Remember the special session on school finance reform last year, when the House passed a shell bill to the Senate? It's beginning to look to me like they did the same thing this year, based on comments like these.
Senate leaders found little to like about the legislation, other than that it's designed to raise money exclusively for property tax reduction.
"There are some philosophical differences, there's no question about it," said state Sen. Florence Shapiro, R-Plano. "We'll make adjustments."
Shapiro, chairwoman of the Senate Education Committee, criticized the business tax proposal, the taxes on bottled water and snacks, and the way property taxes are distributed to schools under the House plan.
"I don't think this body will go to a full penny [increase] on the sales tax," Shapiro said. "I don't think this body agrees with a payroll tax at all."
Lt. Gov. Dewhurst piles on:
"We're very focused in the Senate on the regressive nature of some taxes, and that's why we've been focused on how we reduce the tax incidence level for the poorest in our society," said Dewhurst.

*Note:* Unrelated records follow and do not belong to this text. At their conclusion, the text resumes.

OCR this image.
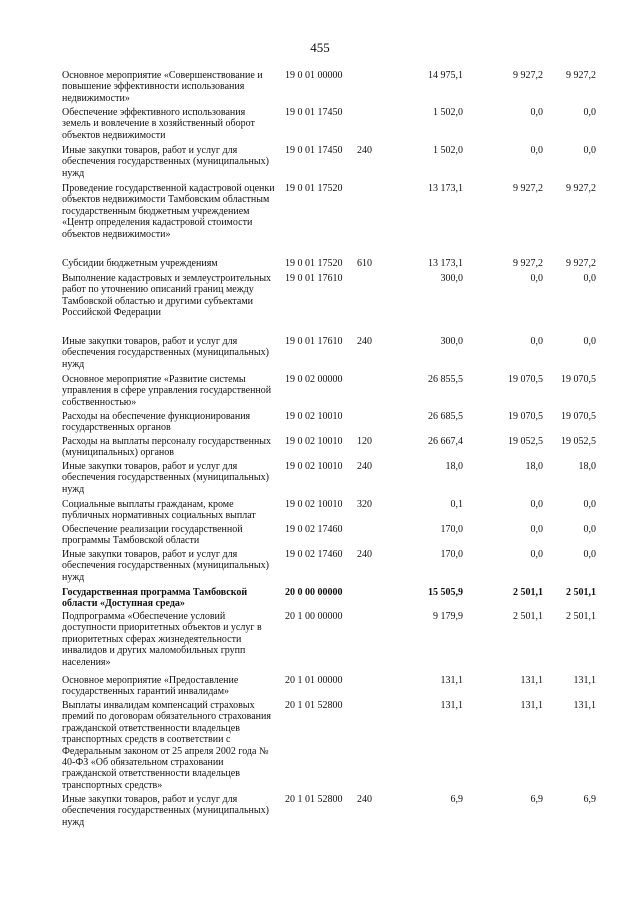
455
Основное мероприятие «Совершенствование и повышение эффективности использования недвижимости»
19 0 01 00000	14 975,1	9 927,2 9 927,2
Обеспечение эффективного использования земель и вовлечение в хозяйственный оборот объектов недвижимости
19 0 01 17450	1 502,0	0,0	0,0
Иные закупки товаров, работ и услуг для обеспечения государственных (муниципальных) нужд
19 0 01 17450 240	1 502,0	0,0	0,0
Проведение государственной кадастровой оценки объектов недвижимости Тамбовским областным государственным бюджетным учреждением «Центр определения кадастровой стоимости объектов недвижимости»
19 0 01 17520	13 173,1	9 927,2 9 927,2
Субсидии бюджетным учреждениям	19 0 01 17520 610	13 173,1	9 927,2 9 927,2
Выполнение кадастровых и землеустроительных работ по уточнению описаний границ между Тамбовской областью и другими субъектами Российской Федерации
19 0 01 17610	300,0	0,0	0,0
Иные закупки товаров, работ и услуг для обеспечения государственных (муниципальных) нужд
19 0 01 17610 240	300,0	0,0	0,0
Основное мероприятие «Развитие системы управления в сфере управления государственной собственностью»
19 0 02 00000	26 855,5	19 070,5 19 070,5
Расходы на обеспечение функционирования государственных органов
19 0 02 10010	26 685,5	19 070,5 19 070,5
Расходы на выплаты персоналу государственных (муниципальных) органов
19 0 02 10010 120	26 667,4	19 052,5 19 052,5
Иные закупки товаров, работ и услуг для обеспечения государственных (муниципальных) нужд
19 0 02 10010 240	18,0	18,0	18,0
Социальные выплаты гражданам, кроме публичных нормативных социальных выплат
19 0 02 10010 320	0,1	0,0	0,0
Обеспечение реализации государственной программы Тамбовской области
19 0 02 17460	170,0	0,0	0,0
Иные закупки товаров, работ и услуг для обеспечения государственных (муниципальных) нужд
19 0 02 17460 240	170,0	0,0	0,0
Государственная программа Тамбовской области «Доступная среда»
20 0 00 00000	15 505,9	2 501,1 2 501,1
Подпрограмма «Обеспечение условий доступности приоритетных объектов и услуг в приоритетных сферах жизнедеятельности инвалидов и других маломобильных групп населения»
20 1 00 00000	9 179,9	2 501,1 2 501,1
Основное мероприятие «Предоставление государственных гарантий инвалидам»
20 1 01 00000	131,1	131,1	131,1
Выплаты инвалидам компенсаций страховых премий по договорам обязательного страхования гражданской ответственности владельцев транспортных средств в соответствии с Федеральным законом от 25 апреля 2002 года № 40-ФЗ «Об обязательном страховании гражданской ответственности владельцев транспортных средств»
20 1 01 52800	131,1	131,1	131,1
Иные закупки товаров, работ и услуг для обеспечения государственных (муниципальных) нужд
20 1 01 52800 240	6,9	6,9	6,9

Dewhurst said the Senate will include a provision to allow the nearly 90,000 Texans who qualify for food stamps to receive a rebate on a portion of sales taxes. The Senate also is considering a requirement that apartment owners pass through to tenants a portion of their property tax relief until markets lower rents.
Shapiro, R-Plano, said the Senate is "ice cold" on the payroll tax portion of HB 3. That provision would place a 1.15 percent levy on a company's payroll. Dewhurst said the Senate favors expanding the existing franchise tax to partnerships, but reducing the rate from 4.5 percent of net income to about 1.25 percent.
Senate Finance Chairman Steve Ogden, R-Bryan, said the Senate will include a smaller sales tax hike than the 1-percent increase passed by the House.
Dewhurst said higher alcohol taxes are "on the table." The House resoundingly rejected an amendment to HB 3 that would have increased taxes on beer and wine by 3 percent.